After a while the two of them lit cigarettes. Amalfitano told Castillo that he had a seventeen-year-old daughter. They talked, too, about painting and poetry, about Larry Rivers and Frank O’Hara. Then Castillo drove him home.
The next day, when he got out of his last class, Castillo was waiting for him in the hall. That same afternoon they slept together for the first time.
5
One morning a gardener stopped by Amalfitano’s classroom and handed him a note from Horacio Guerra. Guerra wanted to see him in his office at two. Without fail. Guerra’s office turned out to be hard to find. Guerra’s secretary and another woman drew him a map. It was on the first floor of the department building, at the back, next to the little theater—hardly bigger than a classroom—where college actors put on plays once a month for students, family, teachers, and other Santa Teresa intellectuals. Horacio Guerra was the director, and next to the dressing room, in what must once have been the props room, he had set up his office. It was a space with no natural light, the walls papered with posters for old shows, a shelf of university press books, a big oak table stacked with papers, and three chairs in a semicircle, facing a black leather swivel chair.

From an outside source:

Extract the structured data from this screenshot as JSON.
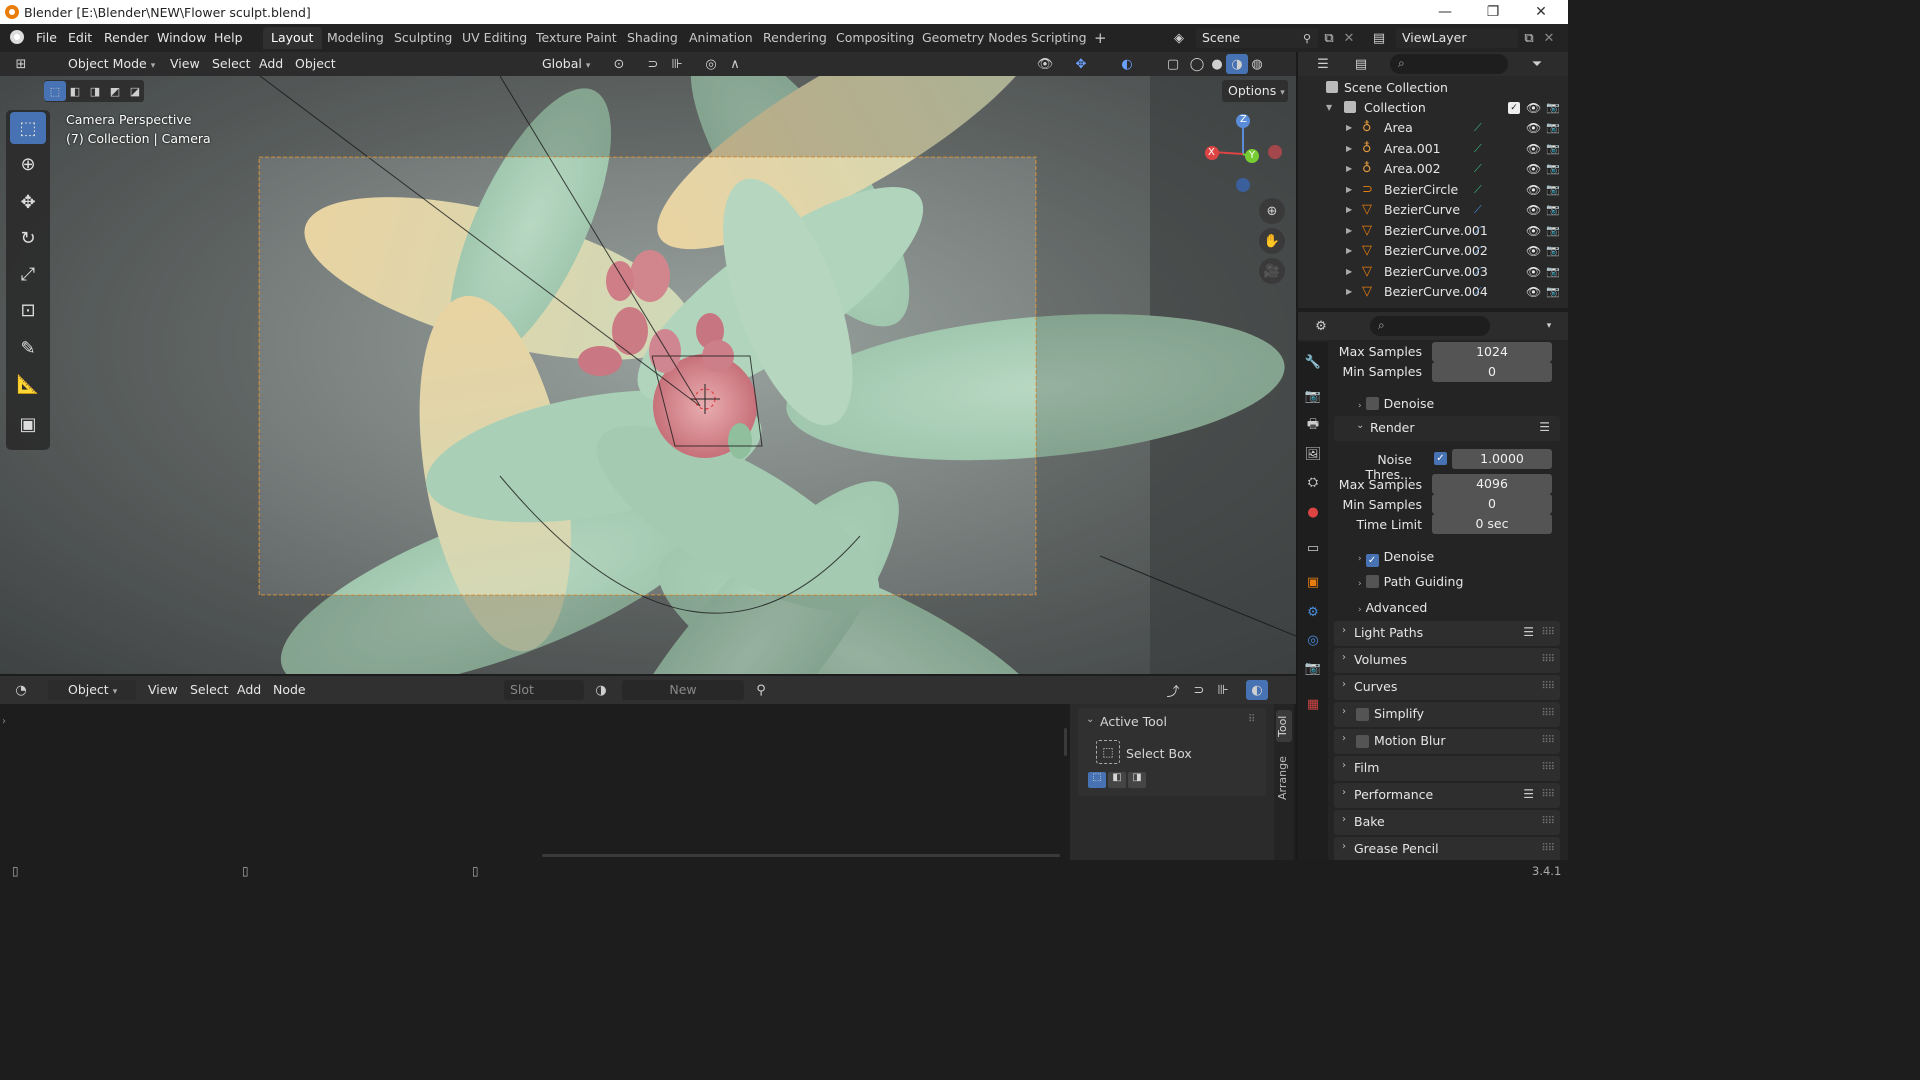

When Amalfitano came in, the room was dark. He spied Guerra sunk low in the big chair and for an instant he thought the other man was asleep. When he turned on the light he saw that Guerra was wide awake: his eyes were unnaturally alert and bright, as if he were high, and there was a sly smile on his lips. Despite the manner of their meeting, they greeted each other formally. They talked about the school year, about Amalfitano’s predecessors, and about the university’s need for good professors. In the sciences the best people left for Monterrey or Mexico City, or made the leap to some American university. In the arts it’s a different story, said Guerra, nobody pulls a fast one on me, but to make sure of it I have to be everywhere, supervise everything personally, it’s a lot to handle. I can imagine, said Amalfitano, who had decided to tread with care. Then they talked about theater. Horacio Guerra wanted to revamp the department’s drama program and in order to do so he needed the cooperation of everyone. Absolutely everyone. The department had two theater groups, but if he was to speak frankly both were undisciplined. Though the students weren’t bad actors. Amalfitano wanted to know what he meant by undisciplined. Announcing the date of an opening and not opening, losing an actor and having no understudy, starting the show half an hour late, failing to stick to a budget. My task, explained Guerra, is to find the evil and root it out. And I’ve found it, my friend, and I’ve rooted it out. Do you want to know what it was? Yes, of course, said Amalfitano. The directors! That’s right, those ignorant kids, ignorant but most of all undisciplined, who have no idea that a play is like a battlefield, complete with logistics, artillery, infantry, cavalry to cover the flanks (or light armored units, don’t take me for some old fart, even air squadrons if you insist), tanks, engineers, scouts, etc., etc.
“Actually,” said Guerra, “as you may have guessed, this isn’t my office. My office has air and light and I take pride in the furniture, but good generals have to stand with their troops, so I moved here.”
“I know,” said Amalfitano, “your secretary told me.”
“Have you been to my other office?”
“Yes,” said Amalfitano, “that’s where they told me how to get here. I guess it took me a while to find you. At first I got lost.”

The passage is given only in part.